Search code examples
pythonalgorithmsumcombinationssubset-sum

Find all combinations that add up to given number python with list of lists


I've seen plenty of threads on how to find all combinations that add up to a number with one list, but wanted to know how to expand this such that you can only pick one number at a time, from a list of lists

Question:
You must select 1 number from each list, how do you find all combinations that sum to N?

Given:
3 lists of differing fixed lengths [e.g. l1 will always have 6 values, l2 will always have 10 values, etc]:

l1 = [0.013,0.014,0.015,0.016,0.017,0.018]
l2 = [0.0396,0.0408,0.042,0.0432,0.0444,0.045,0.0468,0.048,0.0492,0.0504]
l3 = [0.0396,0.0408]

Desired Output:
If N = .0954 then the output is [0.015, 0.396, 0.408],[0.015, 0.408, 0.0396].

What I have tried:

output = sum(list(product(l1,l2,l3,l4,l5,l6,l7,l8)))

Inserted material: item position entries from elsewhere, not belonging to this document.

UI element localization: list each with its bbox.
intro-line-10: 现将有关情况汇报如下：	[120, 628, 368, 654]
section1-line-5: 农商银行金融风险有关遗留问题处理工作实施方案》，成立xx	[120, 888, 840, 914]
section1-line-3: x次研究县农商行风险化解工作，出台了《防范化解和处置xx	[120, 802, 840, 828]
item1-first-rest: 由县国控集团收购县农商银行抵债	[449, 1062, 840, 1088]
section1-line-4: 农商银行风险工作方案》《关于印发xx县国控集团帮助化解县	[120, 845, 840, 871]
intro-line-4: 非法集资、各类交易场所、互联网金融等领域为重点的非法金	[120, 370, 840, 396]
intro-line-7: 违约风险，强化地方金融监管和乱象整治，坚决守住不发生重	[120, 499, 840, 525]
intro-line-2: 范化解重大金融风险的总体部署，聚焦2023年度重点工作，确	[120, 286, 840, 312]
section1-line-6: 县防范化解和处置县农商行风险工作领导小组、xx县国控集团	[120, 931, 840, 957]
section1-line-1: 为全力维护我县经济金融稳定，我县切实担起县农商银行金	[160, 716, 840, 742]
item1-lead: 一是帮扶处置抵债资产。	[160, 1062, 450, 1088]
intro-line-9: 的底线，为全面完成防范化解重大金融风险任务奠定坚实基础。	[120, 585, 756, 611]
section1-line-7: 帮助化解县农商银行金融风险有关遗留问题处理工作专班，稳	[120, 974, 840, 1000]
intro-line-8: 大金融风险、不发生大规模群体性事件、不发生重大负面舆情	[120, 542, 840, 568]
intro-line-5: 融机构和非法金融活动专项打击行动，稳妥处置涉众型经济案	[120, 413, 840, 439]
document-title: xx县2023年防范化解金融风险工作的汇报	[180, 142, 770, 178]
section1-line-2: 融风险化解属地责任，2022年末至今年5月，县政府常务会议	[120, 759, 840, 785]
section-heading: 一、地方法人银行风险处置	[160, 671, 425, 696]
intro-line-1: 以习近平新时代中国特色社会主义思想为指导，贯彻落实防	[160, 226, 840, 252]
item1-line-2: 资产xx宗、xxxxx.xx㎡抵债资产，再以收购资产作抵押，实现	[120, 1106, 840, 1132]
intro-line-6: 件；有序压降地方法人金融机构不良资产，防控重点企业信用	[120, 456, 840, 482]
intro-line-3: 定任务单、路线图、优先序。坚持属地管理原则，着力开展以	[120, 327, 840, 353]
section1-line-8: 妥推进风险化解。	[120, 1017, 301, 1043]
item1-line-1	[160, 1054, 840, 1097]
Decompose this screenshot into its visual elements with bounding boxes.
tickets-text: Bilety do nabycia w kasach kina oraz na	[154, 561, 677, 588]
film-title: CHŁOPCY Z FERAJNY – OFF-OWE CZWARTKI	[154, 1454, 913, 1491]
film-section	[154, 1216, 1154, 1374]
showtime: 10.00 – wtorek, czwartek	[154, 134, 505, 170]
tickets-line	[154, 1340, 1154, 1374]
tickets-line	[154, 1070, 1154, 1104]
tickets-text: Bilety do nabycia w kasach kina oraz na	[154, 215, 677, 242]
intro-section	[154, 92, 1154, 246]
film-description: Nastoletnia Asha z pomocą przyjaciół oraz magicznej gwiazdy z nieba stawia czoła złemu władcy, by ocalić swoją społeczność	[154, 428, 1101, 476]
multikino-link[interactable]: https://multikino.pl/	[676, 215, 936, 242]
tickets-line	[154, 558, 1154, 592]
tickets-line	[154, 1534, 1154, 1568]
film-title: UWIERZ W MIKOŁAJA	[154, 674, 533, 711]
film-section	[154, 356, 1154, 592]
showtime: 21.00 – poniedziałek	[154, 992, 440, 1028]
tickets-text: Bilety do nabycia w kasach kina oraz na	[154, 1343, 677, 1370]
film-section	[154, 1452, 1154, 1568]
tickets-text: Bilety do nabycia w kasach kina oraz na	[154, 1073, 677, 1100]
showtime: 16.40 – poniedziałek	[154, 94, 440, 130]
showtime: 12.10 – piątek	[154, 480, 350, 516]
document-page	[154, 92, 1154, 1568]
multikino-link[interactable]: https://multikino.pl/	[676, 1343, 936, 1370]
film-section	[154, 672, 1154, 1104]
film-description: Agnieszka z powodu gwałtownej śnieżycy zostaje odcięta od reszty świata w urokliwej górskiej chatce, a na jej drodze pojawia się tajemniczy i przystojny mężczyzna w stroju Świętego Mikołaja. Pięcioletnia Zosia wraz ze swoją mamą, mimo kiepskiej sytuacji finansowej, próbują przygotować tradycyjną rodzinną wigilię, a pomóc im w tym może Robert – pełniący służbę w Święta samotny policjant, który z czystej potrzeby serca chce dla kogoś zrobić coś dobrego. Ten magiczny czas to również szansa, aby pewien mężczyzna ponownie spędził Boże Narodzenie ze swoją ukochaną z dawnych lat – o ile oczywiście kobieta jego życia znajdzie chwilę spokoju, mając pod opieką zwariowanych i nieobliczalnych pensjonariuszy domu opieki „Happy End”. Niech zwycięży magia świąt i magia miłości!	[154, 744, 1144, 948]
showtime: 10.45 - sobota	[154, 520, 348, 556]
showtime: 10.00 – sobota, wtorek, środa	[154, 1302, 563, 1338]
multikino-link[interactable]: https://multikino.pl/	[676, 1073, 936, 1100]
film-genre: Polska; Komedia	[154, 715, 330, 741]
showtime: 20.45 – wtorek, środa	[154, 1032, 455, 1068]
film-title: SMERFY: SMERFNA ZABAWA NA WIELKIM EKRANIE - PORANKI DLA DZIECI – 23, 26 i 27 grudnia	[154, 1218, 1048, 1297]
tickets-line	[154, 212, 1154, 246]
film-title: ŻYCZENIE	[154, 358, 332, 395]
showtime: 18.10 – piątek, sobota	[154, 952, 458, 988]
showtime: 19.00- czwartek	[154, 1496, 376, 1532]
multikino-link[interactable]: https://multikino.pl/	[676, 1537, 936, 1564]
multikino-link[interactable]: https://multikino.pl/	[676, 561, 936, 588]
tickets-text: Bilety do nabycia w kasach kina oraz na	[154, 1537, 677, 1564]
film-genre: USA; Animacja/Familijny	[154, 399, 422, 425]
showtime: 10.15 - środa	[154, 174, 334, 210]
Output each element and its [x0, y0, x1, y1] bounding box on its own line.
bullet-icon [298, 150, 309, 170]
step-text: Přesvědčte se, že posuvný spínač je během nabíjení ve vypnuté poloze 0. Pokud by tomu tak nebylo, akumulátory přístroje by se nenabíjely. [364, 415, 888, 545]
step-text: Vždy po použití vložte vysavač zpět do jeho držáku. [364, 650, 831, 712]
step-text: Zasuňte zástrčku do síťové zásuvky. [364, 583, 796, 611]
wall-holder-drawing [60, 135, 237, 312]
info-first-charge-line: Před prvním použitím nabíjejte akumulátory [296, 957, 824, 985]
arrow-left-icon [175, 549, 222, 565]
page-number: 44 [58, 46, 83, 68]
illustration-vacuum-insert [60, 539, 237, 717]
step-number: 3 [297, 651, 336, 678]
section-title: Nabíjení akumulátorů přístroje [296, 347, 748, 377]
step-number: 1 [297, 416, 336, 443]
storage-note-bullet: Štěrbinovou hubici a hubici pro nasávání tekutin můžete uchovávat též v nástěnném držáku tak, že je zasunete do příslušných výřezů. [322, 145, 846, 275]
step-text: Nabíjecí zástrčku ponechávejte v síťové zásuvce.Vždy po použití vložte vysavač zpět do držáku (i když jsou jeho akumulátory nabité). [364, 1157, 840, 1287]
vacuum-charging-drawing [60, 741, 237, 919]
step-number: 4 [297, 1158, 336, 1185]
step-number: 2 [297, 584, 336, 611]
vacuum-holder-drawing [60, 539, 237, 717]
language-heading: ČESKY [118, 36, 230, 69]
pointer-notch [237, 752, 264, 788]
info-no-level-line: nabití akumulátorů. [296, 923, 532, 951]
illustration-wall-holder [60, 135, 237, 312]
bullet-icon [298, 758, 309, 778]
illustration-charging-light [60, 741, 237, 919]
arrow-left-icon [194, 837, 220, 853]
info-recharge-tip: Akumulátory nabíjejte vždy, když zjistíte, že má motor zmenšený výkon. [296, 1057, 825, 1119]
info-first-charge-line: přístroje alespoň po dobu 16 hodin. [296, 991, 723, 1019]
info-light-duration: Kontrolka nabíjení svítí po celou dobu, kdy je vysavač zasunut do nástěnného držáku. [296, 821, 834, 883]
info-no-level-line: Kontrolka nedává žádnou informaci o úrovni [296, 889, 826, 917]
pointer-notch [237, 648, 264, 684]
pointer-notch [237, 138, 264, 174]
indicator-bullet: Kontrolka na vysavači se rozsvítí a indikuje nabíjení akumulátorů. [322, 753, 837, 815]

However this is too intensive as my largest bucket has 34 values, creating too many combinations.

Any help/tips on how to approach this in a more efficient manner would be greatly appreciated!


Solution

  • Non-recursive solution:

    from itertools import accumulate, product
    from sys import float_info
    
    def test(lists, target):
        # will return a list of 2-tuples, containing sum and elements making it
        convolutions = [(0,())]
        # lower_bounds[i] - what is the least gain we'll get from remaining lists
        lower_bounds = list(accumulate(map(min, lists[::-1])))[::-1][1:] + [0]
        # upper_bounds[i] - what is the max gain we'll get from remaining lists
        upper_bounds = list(accumulate(map(max, lists[::-1])))[::-1][1:] + [0]
        for l, lower_bound, upper_bound in zip(lists, lower_bounds, upper_bounds):
            convolutions = [
                # update sum and extend the list for viable candidates
                (accumulated + new_element, elements + (new_element,))
                for (accumulated, elements), new_element in product(convolutions, l)
                if lower_bound - float_info.epsilon <= target - accumulated - new_element <= upper_bound +  float_info.epsilon
            ]
    
        return convolutions
    

    Output of test(lists, target):

    [(0.09540000000000001, (0.015, 0.0396, 0.0408)),
     (0.09540000000000001, (0.015, 0.0408, 0.0396))]
    

    This can be further optimized by sorting lists and slicing them based on upper/lower bound using bisect:

    from bisect import bisect_left, bisect_right
    # ...
    
    convolutions = [
        (partial_sum + new_element, partial_elements + (new_element,))
        for partial_sum, partial_elements in convolutions
        for new_element in l[bisect_left(l, target-upper_bound-partial_sum-float_info.epsilon):bisect_right(l, target-lower_bound-partial_sum+float_info.epsilon)]
    ]